On avait déjà ressenti une évolution musicale au sein du sextet Bumpkin Island. Avec Ten Thousand Nights, leur pop orchestrale et solaire s’était considérablement assombrie, et lorgnait beaucoup plus nettement du côté post-rock, avec des montées savamment élaborées. Et les accents folk du début avaient pris une sérieuse coloration noisy. Ellie James assumait à merveille le chant lead derrière ses claviers, et on redécouvrait avec bonheur les choeurs si singuliers. On avait revu le groupe au 6par4 en 2014, et découvert ainsi deux nouveaux titres plus que prometteurs. Le tout nouvel album tant attendu, All Was Bright, paru au début de l’année sur les indispensables Patchrock/Les Disques Normal, nous prouve que le groupe a franchi un nouveau cap. Le post-rock tendu est toujours présent (l’immense All Was Bright, quel morceau!), les choeurs nous chavirent encore (Siddhartha), et la trompette de Clément Lemennicier donne une puissance quasi symphonique aux morceaux (Head Over Heels). Mais les musiciens explorent aussi de nouvelles contrées musicales, pour notre plus grand bonheur : de l’electro SGT Woodbury aux accents trip-hop de Playground, Bumpkin Island n’en finit plus de nous surprendre, et ce dès l’ouverture de l’album (Spectacular Lives, incroyable mélodie post-pop qui fourmille d’idées et de chausses-trappes). Le groupe a réussi à créer un album parfaitement cohérent tout en élargissant le spectre musical de ses compositions. Un album qui marque un véritable tournant dans la discographie du groupe et qu’ils ont merveilleusement retranscrit sur la scène de l’Ubu lors de la release party donnée pendant le festival des Embellies (lire ici). On a eu le plaisir de s’entretenir avec les six musiciens avant leur concert à l’Ubu, afin d’évoquer l’album mais aussi la Chorale Pop, découverte lors du Dimanche Embellies, et qui se produira de nouveau au Triangle ce mardi 16 mai. A l’occasion de la restitution finale de cette formidable création avec l’école élémentaire Moulin du Comte, retour sur cette rencontre avec six musiciens passionnés et passionnants.

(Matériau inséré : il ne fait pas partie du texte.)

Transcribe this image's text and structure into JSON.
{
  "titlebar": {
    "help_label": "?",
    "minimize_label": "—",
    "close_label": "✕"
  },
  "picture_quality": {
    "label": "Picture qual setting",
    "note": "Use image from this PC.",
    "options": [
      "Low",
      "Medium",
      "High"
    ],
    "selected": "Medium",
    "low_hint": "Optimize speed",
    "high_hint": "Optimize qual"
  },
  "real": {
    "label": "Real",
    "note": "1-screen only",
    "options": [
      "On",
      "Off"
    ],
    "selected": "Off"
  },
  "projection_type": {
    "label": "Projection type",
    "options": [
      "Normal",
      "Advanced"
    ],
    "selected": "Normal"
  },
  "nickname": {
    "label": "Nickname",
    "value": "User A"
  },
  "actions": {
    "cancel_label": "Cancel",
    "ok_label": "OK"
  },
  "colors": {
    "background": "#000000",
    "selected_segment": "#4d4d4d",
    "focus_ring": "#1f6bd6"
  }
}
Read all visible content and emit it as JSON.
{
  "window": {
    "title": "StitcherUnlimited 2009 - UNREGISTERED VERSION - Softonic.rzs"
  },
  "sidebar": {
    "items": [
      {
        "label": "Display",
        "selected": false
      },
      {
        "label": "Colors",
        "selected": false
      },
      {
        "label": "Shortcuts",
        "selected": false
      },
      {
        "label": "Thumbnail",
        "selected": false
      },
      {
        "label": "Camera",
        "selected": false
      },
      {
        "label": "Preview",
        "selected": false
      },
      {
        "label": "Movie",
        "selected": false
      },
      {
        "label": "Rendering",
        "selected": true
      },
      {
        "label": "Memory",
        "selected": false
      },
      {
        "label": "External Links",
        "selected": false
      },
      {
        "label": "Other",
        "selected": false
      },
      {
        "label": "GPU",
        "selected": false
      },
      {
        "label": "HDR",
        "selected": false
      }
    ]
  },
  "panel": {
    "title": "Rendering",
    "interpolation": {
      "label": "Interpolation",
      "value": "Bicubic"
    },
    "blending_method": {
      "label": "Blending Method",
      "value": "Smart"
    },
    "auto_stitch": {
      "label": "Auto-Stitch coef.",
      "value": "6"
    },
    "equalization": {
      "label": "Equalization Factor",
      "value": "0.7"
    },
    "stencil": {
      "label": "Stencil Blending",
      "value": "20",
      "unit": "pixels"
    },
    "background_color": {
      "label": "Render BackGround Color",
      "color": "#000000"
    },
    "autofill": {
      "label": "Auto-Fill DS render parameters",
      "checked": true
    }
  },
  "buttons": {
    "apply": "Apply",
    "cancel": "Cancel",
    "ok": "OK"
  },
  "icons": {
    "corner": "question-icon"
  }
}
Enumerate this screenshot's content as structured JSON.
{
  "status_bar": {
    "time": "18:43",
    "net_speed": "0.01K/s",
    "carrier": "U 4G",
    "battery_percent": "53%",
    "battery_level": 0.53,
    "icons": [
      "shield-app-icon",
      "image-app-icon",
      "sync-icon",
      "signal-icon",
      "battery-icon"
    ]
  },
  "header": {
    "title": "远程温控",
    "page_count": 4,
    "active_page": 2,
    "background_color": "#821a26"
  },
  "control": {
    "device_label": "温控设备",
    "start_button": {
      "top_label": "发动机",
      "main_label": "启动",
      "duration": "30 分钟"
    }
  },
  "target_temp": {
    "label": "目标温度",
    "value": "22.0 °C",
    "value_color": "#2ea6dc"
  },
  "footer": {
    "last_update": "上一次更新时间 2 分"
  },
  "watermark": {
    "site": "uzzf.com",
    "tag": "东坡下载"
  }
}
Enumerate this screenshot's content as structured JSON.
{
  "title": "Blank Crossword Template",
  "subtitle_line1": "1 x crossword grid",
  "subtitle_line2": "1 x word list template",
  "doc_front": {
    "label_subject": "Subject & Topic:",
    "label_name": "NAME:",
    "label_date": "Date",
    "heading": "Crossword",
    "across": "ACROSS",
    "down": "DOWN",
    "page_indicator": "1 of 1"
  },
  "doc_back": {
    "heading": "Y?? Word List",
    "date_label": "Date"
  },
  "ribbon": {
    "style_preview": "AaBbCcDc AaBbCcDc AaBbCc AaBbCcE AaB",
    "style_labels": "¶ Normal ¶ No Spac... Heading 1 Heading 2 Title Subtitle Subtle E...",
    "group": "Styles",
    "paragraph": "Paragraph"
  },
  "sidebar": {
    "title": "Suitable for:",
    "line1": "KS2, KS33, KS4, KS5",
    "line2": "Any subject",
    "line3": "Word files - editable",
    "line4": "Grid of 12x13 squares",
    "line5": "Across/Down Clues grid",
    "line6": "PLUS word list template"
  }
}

Interview et photos par Solène & Yann
Alter1fo : Commençons par évoquer l’action culturelle avec l’école élémentaire Moulin du Comte. Nous avons assisté à la présentation d’une première version de la Chorale Pop lors du Dimanche Embellies : je crois que la première rencontre s’est passée lors d’un concert surprise, le jour de la rentrée ?
Clément : On était installé lorsque la récré a sonné et on a joué trois morceaux en acoustique.
Ellie : Les enseignants avaient déjà prévenus les enfants qu’on allait intervenir dans l’année mais ils ne connaissaient pas encore le projet : le but de ce concert était de nous découvrir et de voir nos têtes !
Vous avez présenté le projet à ce moment là ?
Vincent : C’était avant tout un concert pour qu’on se rencontre, nous et les enfants.
Ellie : On avait déjà fait des réunions en amont avec les enseignants et avec Patchrock pour préparer le projet d’action culturelle.
Sachant que c’est une équipe enseignante qui connait déjà bien les actions culturelles : ils ont déjà fait une chorale rock.
Comment ce sont passées les séances avec les élèves ? Classe par classe ?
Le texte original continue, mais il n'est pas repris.